Moreover, because many themes are, by definition, driven by extra-market phenomena such as demographic trends and/or public subsidy and investment, thematic investments can provide correlation benefits unavailable elsewhere when included in a portfolio.
In this way, the data suggest that thematic investments aren’t just a legitimate approach to the market; they may be, in some sense, better than sectors.
What Is Thematic Investing?
My favorite answer is one proposed by Deutsche Bank in 2006:
“Thematic investing involves identifying certain social, economic, industrial, and demographic trends, or ‘themes,’ that may ultimately drive the positive performance of a portfolio of securities benefiting from these trends.” Thematic investing has also been described as a way of investing in change. Thematic investors evaluate the state of the world, identify the significant changes that are taking place and invest in securities that they believe will benefit from the continuation and resolution of those changes.
While active investors have been using these kinds of macro themes to drive security selection since the dawn of markets, the history of packaged thematic investments dates back to 1994, when Bank Sarasin in Switzerland launched the world’s first publicly available global “themed” fund, the Sarasin EquiSar Global Thematic Fund. The fund was (and is) designed to “capture the major trends driving economic and business prosperity,” according to its marketing literature, and invests in between four and six identified themes at any one time—in essence, a “theme rotation” strategy.

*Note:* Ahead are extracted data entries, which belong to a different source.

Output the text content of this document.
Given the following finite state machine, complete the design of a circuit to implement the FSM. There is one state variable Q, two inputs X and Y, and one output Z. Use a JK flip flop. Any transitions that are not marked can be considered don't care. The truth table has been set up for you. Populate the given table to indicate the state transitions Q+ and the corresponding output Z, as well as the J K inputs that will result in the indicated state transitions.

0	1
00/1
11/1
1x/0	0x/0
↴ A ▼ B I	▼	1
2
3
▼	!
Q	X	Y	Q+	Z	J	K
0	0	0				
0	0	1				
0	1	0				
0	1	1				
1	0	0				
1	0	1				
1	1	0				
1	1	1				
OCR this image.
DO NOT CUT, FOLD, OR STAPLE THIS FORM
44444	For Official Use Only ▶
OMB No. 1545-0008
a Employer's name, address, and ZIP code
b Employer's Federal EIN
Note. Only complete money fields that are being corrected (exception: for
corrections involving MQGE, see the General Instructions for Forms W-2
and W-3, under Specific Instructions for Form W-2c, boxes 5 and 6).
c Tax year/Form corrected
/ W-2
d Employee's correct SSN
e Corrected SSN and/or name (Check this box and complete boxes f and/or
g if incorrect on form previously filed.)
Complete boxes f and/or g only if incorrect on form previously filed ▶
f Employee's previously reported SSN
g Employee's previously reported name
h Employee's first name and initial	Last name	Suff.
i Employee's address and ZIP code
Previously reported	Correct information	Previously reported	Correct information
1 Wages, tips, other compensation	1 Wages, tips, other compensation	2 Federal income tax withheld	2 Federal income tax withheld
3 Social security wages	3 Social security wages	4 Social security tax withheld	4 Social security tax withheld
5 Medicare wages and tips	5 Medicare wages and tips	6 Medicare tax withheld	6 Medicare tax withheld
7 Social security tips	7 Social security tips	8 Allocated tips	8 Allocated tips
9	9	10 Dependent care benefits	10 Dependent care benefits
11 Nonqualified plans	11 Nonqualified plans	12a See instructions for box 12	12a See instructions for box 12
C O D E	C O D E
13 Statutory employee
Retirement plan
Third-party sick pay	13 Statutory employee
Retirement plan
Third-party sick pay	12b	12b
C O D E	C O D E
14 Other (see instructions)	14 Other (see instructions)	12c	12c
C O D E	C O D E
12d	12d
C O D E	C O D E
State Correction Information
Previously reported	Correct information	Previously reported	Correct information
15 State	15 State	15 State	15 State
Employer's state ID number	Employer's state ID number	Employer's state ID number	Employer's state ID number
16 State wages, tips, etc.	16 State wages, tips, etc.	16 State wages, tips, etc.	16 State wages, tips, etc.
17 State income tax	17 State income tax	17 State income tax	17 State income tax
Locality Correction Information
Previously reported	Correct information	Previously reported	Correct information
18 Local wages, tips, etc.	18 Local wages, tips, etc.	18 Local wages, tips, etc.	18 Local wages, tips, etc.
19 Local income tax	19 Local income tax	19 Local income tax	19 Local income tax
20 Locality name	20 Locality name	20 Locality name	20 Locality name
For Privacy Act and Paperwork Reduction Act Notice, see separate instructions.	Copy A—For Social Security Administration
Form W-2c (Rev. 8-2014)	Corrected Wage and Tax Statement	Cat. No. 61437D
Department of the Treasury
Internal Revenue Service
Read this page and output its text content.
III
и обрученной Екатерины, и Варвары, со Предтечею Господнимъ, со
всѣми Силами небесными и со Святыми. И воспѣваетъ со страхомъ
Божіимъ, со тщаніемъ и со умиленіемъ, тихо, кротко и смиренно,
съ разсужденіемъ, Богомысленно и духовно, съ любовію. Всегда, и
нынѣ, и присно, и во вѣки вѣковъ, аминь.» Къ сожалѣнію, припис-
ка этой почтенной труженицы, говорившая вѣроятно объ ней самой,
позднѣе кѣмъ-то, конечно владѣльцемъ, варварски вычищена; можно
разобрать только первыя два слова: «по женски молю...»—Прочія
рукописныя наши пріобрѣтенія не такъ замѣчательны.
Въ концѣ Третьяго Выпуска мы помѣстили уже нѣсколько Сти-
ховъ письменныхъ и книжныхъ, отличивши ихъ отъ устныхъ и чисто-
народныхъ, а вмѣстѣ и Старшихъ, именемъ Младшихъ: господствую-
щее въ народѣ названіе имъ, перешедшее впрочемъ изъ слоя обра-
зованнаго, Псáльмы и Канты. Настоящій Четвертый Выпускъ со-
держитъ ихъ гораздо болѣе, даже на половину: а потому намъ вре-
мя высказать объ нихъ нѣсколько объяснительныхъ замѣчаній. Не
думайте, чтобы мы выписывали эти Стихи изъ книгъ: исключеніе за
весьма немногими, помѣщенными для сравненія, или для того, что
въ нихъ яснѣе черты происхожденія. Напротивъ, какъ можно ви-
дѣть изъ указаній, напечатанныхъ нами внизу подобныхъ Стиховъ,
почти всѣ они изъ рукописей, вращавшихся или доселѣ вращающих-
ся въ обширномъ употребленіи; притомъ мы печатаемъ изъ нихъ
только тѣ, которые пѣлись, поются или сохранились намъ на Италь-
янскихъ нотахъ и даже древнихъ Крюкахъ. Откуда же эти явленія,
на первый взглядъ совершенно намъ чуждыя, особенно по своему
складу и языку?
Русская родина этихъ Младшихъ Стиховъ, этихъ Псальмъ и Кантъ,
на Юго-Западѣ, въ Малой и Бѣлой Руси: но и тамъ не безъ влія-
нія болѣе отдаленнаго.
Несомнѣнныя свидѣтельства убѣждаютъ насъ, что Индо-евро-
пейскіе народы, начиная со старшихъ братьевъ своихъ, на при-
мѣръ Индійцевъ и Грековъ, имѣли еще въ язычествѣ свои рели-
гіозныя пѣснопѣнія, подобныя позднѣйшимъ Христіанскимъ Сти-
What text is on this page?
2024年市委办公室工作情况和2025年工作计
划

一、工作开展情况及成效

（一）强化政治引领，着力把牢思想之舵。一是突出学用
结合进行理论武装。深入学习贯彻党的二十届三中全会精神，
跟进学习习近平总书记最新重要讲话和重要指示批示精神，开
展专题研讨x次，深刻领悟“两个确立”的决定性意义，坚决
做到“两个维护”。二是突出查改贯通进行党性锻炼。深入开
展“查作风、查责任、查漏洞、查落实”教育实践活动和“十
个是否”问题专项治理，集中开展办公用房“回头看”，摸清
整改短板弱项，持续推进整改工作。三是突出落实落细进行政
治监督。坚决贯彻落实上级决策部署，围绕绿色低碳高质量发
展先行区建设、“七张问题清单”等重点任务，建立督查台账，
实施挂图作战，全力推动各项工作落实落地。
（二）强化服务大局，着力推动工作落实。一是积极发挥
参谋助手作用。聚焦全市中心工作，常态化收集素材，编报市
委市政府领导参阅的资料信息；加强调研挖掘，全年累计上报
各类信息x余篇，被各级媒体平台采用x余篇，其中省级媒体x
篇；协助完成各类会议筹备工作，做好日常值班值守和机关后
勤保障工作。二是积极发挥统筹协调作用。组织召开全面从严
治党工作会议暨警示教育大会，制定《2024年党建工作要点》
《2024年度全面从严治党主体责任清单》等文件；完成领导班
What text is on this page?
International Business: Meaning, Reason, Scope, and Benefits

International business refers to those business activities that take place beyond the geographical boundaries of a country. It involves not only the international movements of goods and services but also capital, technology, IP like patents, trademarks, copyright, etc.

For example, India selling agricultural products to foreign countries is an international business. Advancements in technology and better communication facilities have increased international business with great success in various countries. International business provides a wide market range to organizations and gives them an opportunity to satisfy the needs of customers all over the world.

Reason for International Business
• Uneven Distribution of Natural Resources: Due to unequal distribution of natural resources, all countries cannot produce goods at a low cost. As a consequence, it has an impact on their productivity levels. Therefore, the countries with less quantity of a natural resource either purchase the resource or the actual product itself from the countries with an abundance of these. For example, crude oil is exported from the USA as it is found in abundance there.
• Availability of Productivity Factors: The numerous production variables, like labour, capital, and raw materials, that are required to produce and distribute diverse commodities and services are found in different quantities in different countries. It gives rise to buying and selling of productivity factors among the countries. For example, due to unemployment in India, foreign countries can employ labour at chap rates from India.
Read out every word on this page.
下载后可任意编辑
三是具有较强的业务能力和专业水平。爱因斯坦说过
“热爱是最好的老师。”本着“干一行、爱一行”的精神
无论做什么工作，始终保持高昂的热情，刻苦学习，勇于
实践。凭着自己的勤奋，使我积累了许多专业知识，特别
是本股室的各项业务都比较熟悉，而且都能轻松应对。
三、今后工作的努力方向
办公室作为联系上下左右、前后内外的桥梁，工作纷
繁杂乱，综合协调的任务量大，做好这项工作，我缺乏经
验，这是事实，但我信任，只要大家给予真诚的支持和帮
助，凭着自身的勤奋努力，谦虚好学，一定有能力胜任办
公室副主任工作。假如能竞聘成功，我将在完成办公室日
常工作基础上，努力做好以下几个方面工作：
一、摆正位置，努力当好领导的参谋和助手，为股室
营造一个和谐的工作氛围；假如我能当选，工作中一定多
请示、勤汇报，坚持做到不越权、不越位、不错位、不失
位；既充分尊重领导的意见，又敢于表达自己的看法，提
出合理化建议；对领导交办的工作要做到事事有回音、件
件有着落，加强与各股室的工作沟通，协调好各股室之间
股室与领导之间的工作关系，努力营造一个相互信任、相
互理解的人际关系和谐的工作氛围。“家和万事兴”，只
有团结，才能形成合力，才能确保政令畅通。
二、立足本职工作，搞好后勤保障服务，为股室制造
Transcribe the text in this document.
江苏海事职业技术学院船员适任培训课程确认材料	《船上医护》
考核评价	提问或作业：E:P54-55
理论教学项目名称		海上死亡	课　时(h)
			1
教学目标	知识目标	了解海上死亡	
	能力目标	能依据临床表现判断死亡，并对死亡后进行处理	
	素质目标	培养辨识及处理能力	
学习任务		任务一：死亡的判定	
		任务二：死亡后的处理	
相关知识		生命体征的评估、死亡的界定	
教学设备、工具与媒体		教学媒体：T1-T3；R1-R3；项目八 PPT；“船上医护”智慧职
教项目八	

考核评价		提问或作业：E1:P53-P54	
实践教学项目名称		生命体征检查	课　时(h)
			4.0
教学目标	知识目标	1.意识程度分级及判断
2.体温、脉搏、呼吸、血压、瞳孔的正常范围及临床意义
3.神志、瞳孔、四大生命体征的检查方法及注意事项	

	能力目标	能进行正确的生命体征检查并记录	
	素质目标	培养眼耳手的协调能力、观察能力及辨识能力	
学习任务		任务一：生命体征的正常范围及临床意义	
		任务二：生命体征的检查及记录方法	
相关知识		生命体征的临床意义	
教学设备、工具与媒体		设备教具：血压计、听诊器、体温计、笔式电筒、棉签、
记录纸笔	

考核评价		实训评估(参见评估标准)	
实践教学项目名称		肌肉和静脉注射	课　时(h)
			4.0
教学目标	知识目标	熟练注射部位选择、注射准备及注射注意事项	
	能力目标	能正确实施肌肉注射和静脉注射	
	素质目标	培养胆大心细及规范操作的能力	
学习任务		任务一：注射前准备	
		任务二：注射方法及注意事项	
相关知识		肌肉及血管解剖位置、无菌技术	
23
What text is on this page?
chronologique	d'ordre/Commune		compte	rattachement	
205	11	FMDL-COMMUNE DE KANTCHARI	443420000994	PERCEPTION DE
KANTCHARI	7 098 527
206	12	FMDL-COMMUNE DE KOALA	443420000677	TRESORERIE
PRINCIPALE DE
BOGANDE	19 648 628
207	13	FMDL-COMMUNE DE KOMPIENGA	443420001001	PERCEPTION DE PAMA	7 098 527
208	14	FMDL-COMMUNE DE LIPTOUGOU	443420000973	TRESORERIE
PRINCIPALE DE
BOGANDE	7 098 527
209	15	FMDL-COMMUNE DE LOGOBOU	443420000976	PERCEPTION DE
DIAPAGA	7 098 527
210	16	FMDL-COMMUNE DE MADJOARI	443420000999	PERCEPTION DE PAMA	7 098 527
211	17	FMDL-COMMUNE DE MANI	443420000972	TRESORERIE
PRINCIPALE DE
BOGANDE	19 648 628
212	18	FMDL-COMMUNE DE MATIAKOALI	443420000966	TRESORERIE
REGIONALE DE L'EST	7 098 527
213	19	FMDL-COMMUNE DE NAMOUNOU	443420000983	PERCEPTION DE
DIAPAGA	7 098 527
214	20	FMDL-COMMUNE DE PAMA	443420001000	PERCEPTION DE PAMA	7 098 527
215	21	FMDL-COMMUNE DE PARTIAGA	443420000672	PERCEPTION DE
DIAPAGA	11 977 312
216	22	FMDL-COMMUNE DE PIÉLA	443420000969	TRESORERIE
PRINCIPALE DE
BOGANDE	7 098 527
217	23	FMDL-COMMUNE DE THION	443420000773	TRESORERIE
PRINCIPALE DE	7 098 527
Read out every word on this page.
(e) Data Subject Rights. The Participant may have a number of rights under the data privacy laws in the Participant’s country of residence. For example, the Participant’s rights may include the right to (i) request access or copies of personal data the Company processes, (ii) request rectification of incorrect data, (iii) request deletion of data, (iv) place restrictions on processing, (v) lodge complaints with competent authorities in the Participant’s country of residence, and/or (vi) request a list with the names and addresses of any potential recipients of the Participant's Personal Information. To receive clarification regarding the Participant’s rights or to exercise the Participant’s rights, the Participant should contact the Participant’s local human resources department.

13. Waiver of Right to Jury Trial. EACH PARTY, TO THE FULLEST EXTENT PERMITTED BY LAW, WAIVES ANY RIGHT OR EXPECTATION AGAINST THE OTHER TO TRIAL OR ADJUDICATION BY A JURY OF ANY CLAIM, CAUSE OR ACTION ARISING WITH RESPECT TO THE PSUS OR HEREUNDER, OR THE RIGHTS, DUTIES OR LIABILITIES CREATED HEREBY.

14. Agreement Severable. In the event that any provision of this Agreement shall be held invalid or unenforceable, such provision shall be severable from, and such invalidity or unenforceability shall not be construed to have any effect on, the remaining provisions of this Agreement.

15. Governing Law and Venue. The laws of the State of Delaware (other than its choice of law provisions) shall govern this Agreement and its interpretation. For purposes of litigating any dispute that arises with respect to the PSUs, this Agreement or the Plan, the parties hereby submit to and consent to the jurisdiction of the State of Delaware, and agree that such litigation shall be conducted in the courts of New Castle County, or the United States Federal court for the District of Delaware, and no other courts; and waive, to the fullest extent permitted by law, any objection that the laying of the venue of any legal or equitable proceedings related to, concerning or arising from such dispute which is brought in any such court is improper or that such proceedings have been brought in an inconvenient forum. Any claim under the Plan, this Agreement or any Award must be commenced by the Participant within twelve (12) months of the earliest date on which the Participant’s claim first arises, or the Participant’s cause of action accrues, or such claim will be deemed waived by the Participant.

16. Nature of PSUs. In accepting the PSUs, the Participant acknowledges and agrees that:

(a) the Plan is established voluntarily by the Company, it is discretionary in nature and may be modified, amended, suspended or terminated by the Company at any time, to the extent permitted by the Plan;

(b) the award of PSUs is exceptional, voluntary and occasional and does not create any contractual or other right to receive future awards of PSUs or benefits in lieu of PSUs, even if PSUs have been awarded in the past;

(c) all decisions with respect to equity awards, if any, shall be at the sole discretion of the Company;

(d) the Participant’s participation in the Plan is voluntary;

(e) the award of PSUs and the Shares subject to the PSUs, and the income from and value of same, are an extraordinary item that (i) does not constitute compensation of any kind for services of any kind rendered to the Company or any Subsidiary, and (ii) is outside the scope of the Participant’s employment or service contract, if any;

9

Over the past five years, the fund has steadily outperformed its benchmark (the MSCI World Equity Index, Net USD), with the British share class capturing a 24.9% return against a 10.4% return in the benchmark.
Sarasin’s offering in Europe was quickly followed by the October 4, 1996, launch of the DWS Global Equity Thematic Fund. Both were followed by a number of other European banks, including Pictet Asset Management and BNP Paribas, as thematic investing became a major force in Europe.
In the U.S., the ability to invest easily in themes (particularly globally) has become possible only recently with the development of specific thematic indexes and associated exchange-traded funds. Although the first thematic ETF only launched in March 2005 (the PowerShares WilderHill Clean Energy ETF (NYSE Arca: PBW)), according to Exchange-Traded Funds Report by June 30, 2009, there were 51 theme-based ETFs on the market with more than $10 billion in accumulated assets.
Figure 1 showcases the list and types of themes that these funds aim to access.
The parade of new thematic investment products will undoubtedly continue, as new demographic, social, economic and political trends take hold. This is part and parcel of why some consider thematic investments gimmicky. Indeed, even inside the clearly successful Sarasin product, themes such as “strong get stronger” and “intellectual property and excellence” are as likely to raise eyebrows as generate knowing nods of agreement.
Looked at from a big-picture perspective, it is clear that “thematic investing” captures a diverse universe of ideas. Many of the themes investors focus on seem to be in place for the long haul—the development of cleaner, more renewable sources of energy is one commonly cited example. Others seem destined to come in and out of style. A few will see their relevance sunset as new trends take hold. As we’ll discuss, this dynamism is actually one of the key advantages that thematic investing has over, or perhaps alongside, traditional sector strategies.